Store the slide at four degrees Celsius. After using a confocal microscope to acquire the confocal Z-stack images, open them in ImageJ, and use the Reslice command to create virtual sections. They can be made on the X-Z axis, the Y-Z axis, or in a customized plane.
To create the customized plane, draw a straight line, or rectangle, onto the Z-stack image, And follow the prompts to make the computer generate its section. Use such sections to diagnose the tissue for tumor phenotypes. First, identify the cell masses that deviate, or shows outgrowth from the main epithelial layer.
Then, for each mass, determine whether the sub-cellular localization of the junctional proteins appears normal. Other considerations include the size of the mass, and any indications of increased cell proliferation within the mass. Thus, the type of tumor is identified.
In this example, four clones were classified, using vertical sections generated by the imaging software. Two were classified as dysplasia, because the labeled DLG protein was mis-localized. Clone B is less than four cells large, and Clone C does not deviate from the epithelium.
Therefore, neither B or C were classified as a neoplasm. The other two clones also showed mis-localization of DLG, and formed tumorous cell-masses outside of the epithelium. As the size of these displaced tumorous clones was more than four cells in diameter, these clones were classified as neoplastic.
Using the described methods, the gene LGL was knocked-down in the wing-pouch and the hinge regions, using sd-GAL4-driven RNAi. In controls lacking the RNAi transgene, there were no morphological alterations in the third-instar wing discs. In knock-downs, epithelial deformations and tumorogenic over-growths were clearly observed in certain parts of the hinge.
However, dysplastic over-growth was not observed in the wing-pouch region. This correlated inversely with MMP1 expression in those regions:a protein that provides metastatic capability. To monitor the progression of tumor growth induced by LGL knock-down, sporadic clones, expressing LGL-RNAi were generated in wing discs, as described.

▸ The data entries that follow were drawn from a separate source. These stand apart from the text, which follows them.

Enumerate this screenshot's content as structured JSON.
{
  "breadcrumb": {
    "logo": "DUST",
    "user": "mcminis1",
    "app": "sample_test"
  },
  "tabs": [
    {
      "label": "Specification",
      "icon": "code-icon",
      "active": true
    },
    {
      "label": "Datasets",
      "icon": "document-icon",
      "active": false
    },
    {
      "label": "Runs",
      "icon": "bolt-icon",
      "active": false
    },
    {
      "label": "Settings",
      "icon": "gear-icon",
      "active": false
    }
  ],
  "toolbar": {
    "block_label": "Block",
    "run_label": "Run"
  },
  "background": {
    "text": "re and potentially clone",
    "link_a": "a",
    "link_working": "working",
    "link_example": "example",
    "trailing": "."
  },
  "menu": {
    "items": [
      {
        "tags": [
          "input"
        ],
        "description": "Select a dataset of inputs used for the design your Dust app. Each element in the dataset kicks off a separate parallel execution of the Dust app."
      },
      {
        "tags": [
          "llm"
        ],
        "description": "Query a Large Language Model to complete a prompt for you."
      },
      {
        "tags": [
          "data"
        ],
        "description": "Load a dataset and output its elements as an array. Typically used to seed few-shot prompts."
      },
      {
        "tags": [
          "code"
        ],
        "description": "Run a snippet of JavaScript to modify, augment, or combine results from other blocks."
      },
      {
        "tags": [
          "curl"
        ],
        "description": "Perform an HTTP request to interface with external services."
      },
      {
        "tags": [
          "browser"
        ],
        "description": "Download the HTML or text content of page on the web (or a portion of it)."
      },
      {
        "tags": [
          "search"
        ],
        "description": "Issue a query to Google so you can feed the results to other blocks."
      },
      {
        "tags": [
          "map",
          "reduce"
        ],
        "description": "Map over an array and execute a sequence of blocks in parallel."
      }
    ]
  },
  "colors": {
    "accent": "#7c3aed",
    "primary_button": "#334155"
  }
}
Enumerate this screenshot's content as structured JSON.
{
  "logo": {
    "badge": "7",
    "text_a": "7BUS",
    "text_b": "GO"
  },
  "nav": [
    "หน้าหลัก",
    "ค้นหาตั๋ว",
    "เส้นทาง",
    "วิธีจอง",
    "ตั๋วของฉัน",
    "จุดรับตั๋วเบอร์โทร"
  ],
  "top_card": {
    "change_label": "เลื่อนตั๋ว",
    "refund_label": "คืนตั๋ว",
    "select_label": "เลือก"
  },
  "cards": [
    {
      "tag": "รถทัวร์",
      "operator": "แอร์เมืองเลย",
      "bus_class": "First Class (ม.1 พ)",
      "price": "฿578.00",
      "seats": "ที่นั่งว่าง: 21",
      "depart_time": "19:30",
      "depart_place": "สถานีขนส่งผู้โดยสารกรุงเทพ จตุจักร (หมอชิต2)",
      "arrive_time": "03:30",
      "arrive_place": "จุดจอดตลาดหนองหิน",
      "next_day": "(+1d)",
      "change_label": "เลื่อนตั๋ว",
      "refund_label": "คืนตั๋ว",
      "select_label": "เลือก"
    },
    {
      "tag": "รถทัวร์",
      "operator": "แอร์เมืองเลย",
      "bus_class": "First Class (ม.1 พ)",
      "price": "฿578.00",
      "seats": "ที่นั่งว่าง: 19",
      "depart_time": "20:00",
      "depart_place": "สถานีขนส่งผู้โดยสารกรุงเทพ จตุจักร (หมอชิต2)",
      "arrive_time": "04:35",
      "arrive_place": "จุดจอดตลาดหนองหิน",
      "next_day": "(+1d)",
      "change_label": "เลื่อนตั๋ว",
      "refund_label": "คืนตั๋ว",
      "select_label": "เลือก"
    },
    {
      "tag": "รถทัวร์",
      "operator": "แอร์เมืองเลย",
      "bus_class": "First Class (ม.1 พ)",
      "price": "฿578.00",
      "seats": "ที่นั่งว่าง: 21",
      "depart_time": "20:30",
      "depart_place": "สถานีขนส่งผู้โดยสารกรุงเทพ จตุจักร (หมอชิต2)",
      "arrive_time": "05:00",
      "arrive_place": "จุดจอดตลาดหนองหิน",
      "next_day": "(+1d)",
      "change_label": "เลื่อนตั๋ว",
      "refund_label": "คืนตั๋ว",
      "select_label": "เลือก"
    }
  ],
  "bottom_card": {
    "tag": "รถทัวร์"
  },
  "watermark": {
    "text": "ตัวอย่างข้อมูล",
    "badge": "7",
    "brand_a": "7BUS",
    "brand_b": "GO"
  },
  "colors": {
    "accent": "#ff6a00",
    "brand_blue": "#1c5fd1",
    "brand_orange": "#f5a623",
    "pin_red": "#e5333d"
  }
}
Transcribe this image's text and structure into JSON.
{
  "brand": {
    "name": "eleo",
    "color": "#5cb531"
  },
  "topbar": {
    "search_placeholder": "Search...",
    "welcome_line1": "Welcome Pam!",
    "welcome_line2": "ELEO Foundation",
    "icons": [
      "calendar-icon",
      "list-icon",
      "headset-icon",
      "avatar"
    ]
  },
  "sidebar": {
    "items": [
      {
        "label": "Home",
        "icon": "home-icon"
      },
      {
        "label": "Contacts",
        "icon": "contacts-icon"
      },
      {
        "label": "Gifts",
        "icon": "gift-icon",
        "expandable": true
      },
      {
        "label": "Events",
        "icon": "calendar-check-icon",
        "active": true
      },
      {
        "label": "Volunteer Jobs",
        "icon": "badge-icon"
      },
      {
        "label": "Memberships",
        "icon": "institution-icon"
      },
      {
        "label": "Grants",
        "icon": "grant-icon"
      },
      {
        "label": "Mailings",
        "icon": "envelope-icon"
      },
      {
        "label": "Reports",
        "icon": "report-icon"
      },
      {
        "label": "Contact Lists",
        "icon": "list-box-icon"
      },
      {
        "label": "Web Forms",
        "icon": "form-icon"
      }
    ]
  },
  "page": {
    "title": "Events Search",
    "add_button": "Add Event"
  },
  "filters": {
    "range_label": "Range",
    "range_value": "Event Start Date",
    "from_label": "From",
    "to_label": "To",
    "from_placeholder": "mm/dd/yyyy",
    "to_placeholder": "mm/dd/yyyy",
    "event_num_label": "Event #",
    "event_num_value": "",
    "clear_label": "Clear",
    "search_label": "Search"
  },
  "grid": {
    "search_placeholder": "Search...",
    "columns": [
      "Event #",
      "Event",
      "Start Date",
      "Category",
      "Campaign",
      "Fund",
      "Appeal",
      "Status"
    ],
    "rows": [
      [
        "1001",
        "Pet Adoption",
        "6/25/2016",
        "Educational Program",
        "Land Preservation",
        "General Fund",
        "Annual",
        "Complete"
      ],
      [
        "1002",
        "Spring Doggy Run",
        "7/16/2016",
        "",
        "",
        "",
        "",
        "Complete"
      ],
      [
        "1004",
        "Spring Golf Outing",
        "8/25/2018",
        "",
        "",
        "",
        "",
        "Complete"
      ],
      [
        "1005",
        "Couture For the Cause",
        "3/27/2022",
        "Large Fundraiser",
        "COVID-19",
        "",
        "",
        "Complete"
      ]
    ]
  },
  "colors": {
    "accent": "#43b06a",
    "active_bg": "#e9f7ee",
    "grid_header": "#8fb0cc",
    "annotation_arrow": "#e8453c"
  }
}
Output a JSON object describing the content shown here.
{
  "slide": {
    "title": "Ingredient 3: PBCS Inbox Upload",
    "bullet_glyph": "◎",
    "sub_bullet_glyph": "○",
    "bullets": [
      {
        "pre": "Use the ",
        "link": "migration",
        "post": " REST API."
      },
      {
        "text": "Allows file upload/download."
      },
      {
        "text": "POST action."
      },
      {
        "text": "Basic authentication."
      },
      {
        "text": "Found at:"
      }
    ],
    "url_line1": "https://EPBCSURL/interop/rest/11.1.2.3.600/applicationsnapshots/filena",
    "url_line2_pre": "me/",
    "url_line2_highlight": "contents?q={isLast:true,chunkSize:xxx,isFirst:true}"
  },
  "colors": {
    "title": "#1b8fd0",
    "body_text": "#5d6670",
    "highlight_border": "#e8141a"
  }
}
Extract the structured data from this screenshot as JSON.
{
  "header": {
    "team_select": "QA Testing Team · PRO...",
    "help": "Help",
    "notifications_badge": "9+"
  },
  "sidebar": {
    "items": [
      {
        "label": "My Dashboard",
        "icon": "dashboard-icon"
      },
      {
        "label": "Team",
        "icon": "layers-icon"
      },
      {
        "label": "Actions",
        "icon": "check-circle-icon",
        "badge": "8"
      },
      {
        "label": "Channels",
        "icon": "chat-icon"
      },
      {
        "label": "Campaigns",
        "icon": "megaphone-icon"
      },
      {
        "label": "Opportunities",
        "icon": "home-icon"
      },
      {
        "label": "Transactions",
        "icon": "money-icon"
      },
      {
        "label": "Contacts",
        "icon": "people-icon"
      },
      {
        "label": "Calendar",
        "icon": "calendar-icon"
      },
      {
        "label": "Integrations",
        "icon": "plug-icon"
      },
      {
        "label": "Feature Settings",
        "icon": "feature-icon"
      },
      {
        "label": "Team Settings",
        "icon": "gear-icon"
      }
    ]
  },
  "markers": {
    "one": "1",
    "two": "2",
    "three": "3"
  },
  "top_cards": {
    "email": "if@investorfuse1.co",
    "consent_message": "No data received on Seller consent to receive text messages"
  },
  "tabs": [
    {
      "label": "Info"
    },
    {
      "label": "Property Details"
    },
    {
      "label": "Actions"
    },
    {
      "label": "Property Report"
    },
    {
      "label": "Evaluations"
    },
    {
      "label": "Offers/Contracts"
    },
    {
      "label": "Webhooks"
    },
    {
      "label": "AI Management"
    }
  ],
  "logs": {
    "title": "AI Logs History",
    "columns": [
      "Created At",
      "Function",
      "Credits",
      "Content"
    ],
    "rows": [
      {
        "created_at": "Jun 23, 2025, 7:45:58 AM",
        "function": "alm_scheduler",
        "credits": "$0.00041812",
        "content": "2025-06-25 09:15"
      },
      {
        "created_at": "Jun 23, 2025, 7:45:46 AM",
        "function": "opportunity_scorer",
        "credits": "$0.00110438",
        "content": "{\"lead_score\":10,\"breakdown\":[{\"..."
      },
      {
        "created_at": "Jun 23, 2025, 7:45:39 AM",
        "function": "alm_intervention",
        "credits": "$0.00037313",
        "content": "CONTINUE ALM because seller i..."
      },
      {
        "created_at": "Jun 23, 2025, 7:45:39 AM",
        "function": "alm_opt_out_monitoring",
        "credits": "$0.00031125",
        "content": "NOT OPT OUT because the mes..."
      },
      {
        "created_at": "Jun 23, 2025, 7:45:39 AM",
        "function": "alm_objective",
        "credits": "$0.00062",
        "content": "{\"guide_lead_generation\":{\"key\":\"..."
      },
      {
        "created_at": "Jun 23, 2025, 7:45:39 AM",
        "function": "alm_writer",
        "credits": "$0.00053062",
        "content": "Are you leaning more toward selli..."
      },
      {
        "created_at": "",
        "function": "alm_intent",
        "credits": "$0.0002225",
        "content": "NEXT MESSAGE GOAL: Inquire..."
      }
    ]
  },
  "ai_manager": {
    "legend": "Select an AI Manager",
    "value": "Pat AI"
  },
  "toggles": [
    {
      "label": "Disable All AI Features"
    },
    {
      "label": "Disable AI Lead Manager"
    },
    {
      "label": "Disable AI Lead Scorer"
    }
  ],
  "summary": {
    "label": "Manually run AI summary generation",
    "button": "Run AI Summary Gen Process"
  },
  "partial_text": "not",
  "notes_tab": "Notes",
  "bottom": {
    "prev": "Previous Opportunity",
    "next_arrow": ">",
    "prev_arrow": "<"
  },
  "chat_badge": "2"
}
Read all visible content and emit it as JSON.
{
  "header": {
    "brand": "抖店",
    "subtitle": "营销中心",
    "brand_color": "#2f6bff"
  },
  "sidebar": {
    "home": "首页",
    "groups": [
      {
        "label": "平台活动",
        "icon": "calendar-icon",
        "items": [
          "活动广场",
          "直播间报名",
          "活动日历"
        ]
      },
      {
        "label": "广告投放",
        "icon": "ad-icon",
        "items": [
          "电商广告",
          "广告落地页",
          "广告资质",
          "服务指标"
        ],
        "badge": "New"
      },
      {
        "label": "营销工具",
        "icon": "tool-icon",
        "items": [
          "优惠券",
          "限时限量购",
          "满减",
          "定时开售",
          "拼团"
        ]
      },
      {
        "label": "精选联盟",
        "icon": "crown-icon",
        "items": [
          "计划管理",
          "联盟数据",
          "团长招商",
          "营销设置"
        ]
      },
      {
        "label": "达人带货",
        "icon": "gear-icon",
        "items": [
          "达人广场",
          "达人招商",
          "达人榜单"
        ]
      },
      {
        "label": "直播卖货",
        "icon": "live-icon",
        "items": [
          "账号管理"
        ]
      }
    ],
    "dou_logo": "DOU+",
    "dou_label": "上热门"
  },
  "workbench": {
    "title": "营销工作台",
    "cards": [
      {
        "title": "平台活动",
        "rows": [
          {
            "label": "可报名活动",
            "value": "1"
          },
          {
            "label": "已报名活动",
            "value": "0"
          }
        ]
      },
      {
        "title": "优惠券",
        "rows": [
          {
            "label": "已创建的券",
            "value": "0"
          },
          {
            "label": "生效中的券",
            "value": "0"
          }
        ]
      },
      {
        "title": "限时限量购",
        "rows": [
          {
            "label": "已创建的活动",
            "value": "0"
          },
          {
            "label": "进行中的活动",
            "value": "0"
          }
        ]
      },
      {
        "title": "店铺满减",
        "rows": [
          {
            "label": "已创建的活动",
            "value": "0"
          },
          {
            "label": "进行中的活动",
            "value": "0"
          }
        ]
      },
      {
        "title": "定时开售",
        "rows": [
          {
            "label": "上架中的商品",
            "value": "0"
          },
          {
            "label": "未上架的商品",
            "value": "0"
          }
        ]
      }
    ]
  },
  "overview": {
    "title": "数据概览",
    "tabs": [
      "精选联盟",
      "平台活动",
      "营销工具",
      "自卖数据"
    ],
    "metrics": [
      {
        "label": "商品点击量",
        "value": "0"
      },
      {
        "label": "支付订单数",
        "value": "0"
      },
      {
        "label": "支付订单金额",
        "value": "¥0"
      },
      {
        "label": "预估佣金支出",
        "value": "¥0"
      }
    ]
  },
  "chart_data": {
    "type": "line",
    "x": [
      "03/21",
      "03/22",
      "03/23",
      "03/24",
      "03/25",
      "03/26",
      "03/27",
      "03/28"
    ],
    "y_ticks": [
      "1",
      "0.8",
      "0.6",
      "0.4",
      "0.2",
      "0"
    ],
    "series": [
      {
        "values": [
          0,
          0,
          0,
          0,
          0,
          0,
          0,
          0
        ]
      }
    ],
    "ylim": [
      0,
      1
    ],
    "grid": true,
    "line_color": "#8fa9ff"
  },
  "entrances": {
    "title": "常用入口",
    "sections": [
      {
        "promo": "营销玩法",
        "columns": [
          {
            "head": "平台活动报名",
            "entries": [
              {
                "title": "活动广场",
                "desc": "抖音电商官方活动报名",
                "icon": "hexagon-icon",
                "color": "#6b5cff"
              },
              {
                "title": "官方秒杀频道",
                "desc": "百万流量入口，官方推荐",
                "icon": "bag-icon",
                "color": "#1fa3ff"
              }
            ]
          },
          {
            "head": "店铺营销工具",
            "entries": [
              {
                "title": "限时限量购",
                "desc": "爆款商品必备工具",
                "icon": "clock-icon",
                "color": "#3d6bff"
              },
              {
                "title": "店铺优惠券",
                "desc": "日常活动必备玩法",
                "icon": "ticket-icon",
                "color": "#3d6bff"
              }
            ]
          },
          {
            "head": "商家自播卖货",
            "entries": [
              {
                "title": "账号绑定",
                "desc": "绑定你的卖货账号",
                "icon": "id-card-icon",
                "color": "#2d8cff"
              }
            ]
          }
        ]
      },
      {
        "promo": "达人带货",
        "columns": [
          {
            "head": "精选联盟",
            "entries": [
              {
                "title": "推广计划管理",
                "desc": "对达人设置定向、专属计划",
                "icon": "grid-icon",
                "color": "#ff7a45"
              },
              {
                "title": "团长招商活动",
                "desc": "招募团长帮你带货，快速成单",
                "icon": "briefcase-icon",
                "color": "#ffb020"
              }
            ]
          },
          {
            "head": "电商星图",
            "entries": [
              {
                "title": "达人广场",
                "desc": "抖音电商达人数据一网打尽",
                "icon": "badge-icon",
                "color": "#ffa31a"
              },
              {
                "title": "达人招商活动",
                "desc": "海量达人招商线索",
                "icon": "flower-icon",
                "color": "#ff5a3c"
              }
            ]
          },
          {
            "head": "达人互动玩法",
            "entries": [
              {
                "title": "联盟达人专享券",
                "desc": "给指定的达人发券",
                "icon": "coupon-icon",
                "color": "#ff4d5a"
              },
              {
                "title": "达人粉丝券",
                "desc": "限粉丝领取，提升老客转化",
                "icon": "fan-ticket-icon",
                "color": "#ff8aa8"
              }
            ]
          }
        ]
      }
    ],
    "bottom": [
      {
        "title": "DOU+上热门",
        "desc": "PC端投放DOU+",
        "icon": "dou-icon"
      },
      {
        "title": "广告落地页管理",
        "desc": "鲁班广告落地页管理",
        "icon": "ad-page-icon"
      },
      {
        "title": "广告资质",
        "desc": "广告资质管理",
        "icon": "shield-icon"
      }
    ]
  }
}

Two days after heat-shock to second-instar larvae, some knock-down clones in the hinge region showed deviation from the apical side of the epithelial layer. Four days after heat-shock induction, dysplastic lesions in the hinge region became clear, suggesting that LGL knock-down clones, displaced from the apical side, proliferate in the lumen. Seven days after heat-shock induction, tumorogenic over-growths dominated the hinge regions.
When using flip-out GAL4 systems, it's important to remember to examine the effect of altered heat-shock timing on clonal phenotypes, because the tumorogenic potential of imaginal disc cells may be dependent on the developmental stage endogenous signaling events, or cellular differentiation.